The camera uses the established technique of echo mapping to locate objects around a blind corner. Echo mapping is used already by other cameras to paint a 3D view of a room, but the speed at which Gariepy’s camera can make its measurements is what sets it apart from similar, existing technology. The system developed by Gariepy employs a precise laser and an advanced camera module so sensitive that it can track individual photons of light. Created by researchers at the University of Edinburgh, the camera not only is super sensitive, it also is fast, allowing the system to detect and track hidden objects in near real-time.
It achieves this goal by releasing short laser pulses that are aimed at the floor just in front of a wall. The light then bounces off the floor, hits the wall and radiates across the room. As the light encounters an object in the room, it bounces back to the camera, which is sensitive enough to detect these returning echoes. The laser fires up to 67 million times per second providing a wealth of data for the camera to process. Using information about how the laser light bounces and the characteristic of the echo it returns, the camera can calculate both the size and position of an object. It also is designed to make a new measurement every three seconds allowing it to detect and track movement of the object with near real-time precision.

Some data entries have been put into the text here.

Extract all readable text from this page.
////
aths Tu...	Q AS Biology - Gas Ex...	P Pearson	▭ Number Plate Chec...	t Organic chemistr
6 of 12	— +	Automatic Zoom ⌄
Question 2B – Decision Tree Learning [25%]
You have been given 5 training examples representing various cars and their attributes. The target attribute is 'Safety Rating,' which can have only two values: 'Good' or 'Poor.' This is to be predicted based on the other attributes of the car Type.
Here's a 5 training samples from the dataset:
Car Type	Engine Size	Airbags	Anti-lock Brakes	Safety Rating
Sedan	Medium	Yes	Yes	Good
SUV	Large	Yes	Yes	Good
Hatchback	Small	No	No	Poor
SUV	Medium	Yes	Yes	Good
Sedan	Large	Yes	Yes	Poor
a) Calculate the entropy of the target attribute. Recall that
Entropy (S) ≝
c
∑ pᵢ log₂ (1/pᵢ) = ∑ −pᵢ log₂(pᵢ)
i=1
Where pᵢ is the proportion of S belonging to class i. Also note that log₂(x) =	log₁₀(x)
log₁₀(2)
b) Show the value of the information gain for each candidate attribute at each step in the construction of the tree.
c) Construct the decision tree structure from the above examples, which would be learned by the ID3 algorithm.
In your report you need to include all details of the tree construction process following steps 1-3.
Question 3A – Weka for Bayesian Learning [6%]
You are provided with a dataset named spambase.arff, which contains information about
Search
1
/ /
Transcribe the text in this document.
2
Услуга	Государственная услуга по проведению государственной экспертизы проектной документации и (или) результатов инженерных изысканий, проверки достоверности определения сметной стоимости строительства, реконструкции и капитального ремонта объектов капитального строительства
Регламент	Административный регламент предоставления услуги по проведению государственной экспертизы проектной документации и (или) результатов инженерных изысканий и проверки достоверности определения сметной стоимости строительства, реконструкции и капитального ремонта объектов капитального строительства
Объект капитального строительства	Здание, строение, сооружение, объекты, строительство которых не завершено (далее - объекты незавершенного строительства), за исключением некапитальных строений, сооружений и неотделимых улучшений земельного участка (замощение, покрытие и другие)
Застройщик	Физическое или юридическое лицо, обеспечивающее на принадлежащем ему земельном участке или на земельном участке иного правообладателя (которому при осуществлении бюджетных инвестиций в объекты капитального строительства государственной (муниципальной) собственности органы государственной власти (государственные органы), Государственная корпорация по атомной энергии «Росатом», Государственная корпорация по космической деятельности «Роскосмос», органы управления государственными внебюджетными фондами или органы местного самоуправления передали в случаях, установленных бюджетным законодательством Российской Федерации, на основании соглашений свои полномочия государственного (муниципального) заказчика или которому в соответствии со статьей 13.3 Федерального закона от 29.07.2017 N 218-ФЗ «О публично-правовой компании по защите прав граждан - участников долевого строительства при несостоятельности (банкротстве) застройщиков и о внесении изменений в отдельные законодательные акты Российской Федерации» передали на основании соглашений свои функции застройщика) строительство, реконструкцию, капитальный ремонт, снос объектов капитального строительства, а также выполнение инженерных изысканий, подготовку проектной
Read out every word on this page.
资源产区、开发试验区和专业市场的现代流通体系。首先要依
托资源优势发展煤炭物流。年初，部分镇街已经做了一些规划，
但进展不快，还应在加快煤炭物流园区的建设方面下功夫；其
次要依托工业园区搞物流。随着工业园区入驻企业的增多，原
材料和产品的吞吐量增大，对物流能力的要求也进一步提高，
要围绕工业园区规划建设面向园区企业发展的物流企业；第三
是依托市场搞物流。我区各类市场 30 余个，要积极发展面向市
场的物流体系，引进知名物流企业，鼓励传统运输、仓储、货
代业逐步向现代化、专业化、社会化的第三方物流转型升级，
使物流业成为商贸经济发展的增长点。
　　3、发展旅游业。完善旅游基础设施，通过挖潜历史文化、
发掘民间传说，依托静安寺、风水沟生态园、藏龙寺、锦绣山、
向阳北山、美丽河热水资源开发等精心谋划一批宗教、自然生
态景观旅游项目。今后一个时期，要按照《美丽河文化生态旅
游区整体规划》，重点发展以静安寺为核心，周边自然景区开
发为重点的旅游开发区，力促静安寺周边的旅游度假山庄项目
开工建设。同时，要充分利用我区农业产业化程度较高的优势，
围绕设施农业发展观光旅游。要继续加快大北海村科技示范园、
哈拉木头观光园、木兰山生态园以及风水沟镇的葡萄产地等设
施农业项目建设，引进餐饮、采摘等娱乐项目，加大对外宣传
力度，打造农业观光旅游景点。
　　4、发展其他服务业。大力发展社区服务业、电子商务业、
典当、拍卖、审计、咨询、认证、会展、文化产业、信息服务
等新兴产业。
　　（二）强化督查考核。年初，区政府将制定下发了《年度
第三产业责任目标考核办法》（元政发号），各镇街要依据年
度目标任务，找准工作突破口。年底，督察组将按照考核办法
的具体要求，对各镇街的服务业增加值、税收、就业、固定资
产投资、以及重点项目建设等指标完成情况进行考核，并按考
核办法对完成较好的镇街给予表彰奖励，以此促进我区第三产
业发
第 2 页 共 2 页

In laboratory testing, Gariepy and her team were able to detect a one-foot tall human figure that was placed around a corner. It even worked when the object was located around a hairpin turn. When estimating the size of an object, the camera system was able to make a prediction that was within a 20-percent margin of error.
The team also was able to detect and track multiple objects at the same time. Though already impressive, Gariepy hopes to improve the technology by developing an even faster and more sensitive camera. The team also is experimenting with filters to try to isolate and measure just the specific wavelength emitted by the laser.